Cardio/calorie blasters for upper-body?
August 18, 2012 12:42 PM Subscribe
As a woman, is there cardio I can do to help build strength and some bulk in my upper body?
I'm a slightly bottom-heavy hourglass (a skittle/hourglass hybrid in Trinny & Susannah's body shapes - I gain all over but mostly on my thighs). At my best weight, I look like an hourglass, and when I'm overweight I'm more of a pear. I would like to balance my body a bit more while I work on slowly losing the extra pounds, which would ideally mean stronger and larger arms/shoulders/pecs/upper back.
Right now I'm about 15-20 pounds from my personal ideal weight (I'd like to be about 150, with muscle, at 5'6"). I know I can get there in a few months.

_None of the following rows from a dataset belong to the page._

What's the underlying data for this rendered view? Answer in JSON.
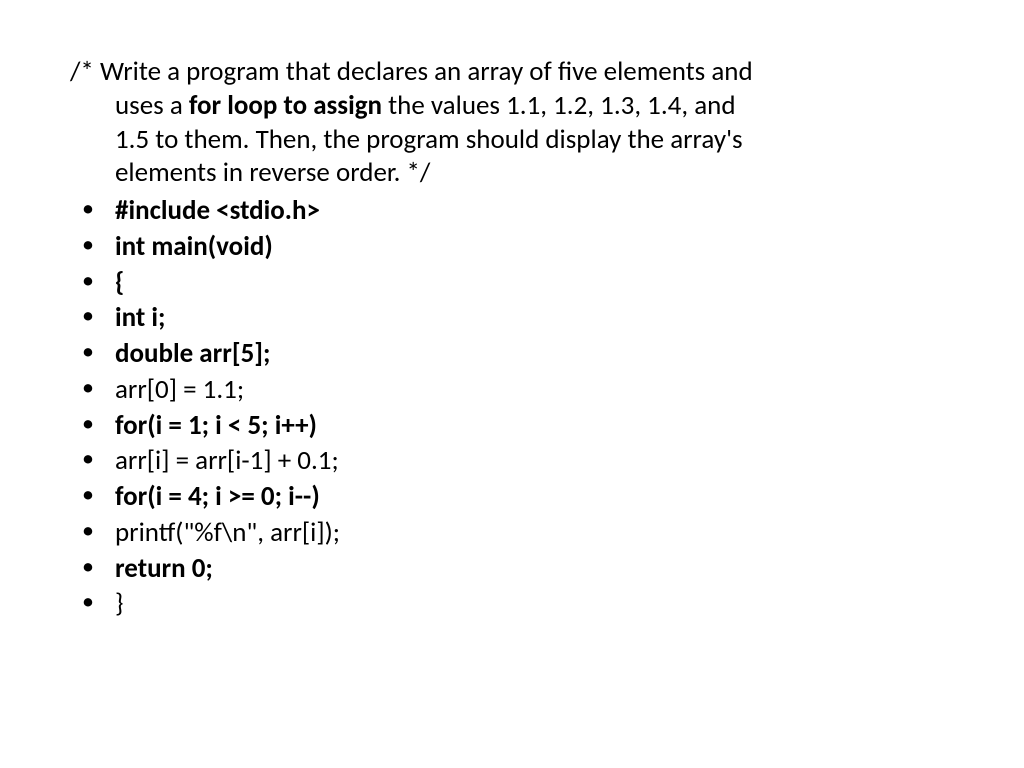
{
  "comment": {
    "prefix": "/* Write a program that declares an array of five elements and",
    "line2": "uses a ",
    "bold_phrase": "for loop to assign",
    "line2_cont": " the values 1.1, 1.2, 1.3, 1.4, and",
    "line3": "1.5 to them. Then, the program should display the array's",
    "line4": "elements in reverse order. */"
  },
  "code": {
    "include": "#include <stdio.h>",
    "main_decl": "int main(void)",
    "open_brace": "{",
    "int_i": "int i;",
    "double_arr": "double arr[5];",
    "arr_init": "arr[0] = 1.1;",
    "for1": "for(i = 1; i < 5; i++)",
    "arr_assign": "arr[i] = arr[i-1] + 0.1;",
    "for2": "for(i = 4; i >= 0; i--)",
    "printf": "printf(\"%f\\n\", arr[i]);",
    "return": "return 0;",
    "close_brace": "}"
  }
}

But for now I'd really like to help balance my strong lower body with some upper body strength - and it would be great to bulk my shoulders, pecs, and traps a little too, as much as a woman can bulk without extreme measures.
I LOVE walking (long walks) and yoga. I do Zumba on occasion. Swimming and biking are okay. I've also tried one of those upper-body stationary bikes, which is okay but doesn't burn as many calories as I'd like (I'm itching to be doing something with my feet while I do it!). I'm looking for exercises that burn a lot of calories (ideally cardio) while targeting my upper body more than my lower body. I'm willing to do strength training, but I find it kind of disheartening since I feel I'm not getting as much calorie-bang for my time-buck, so to speak.
I've tried swimming while mostly using my arms, but that gets really boring, and Boston winters suck for damp hair. More variety would be good!
Despite the strict parameters of this question, I'm open minded about this. Weird exercises are welcome, as is advice to the effect of "this is impossible." Thanks!
posted by lemoncakeisalie to health & fitness (18 answers total) 6 users marked this as a favorite
There are two sides to this equation: either burn the calories exercising, or don't consume the calories in the first place. What's the average number of calories you burn in an aerobic workout, 300? Skipping out on a scone is 460 calories[*]. You both work at gaining the muscle you want and losing the calories you don't want.
The simple truth is that if your goal is to lose weight then the best "calorie-bang for your time-buck" is to modify your diet.
[*] remember to cut the right things. You won't gain any muscle without a healthy, balanced diet.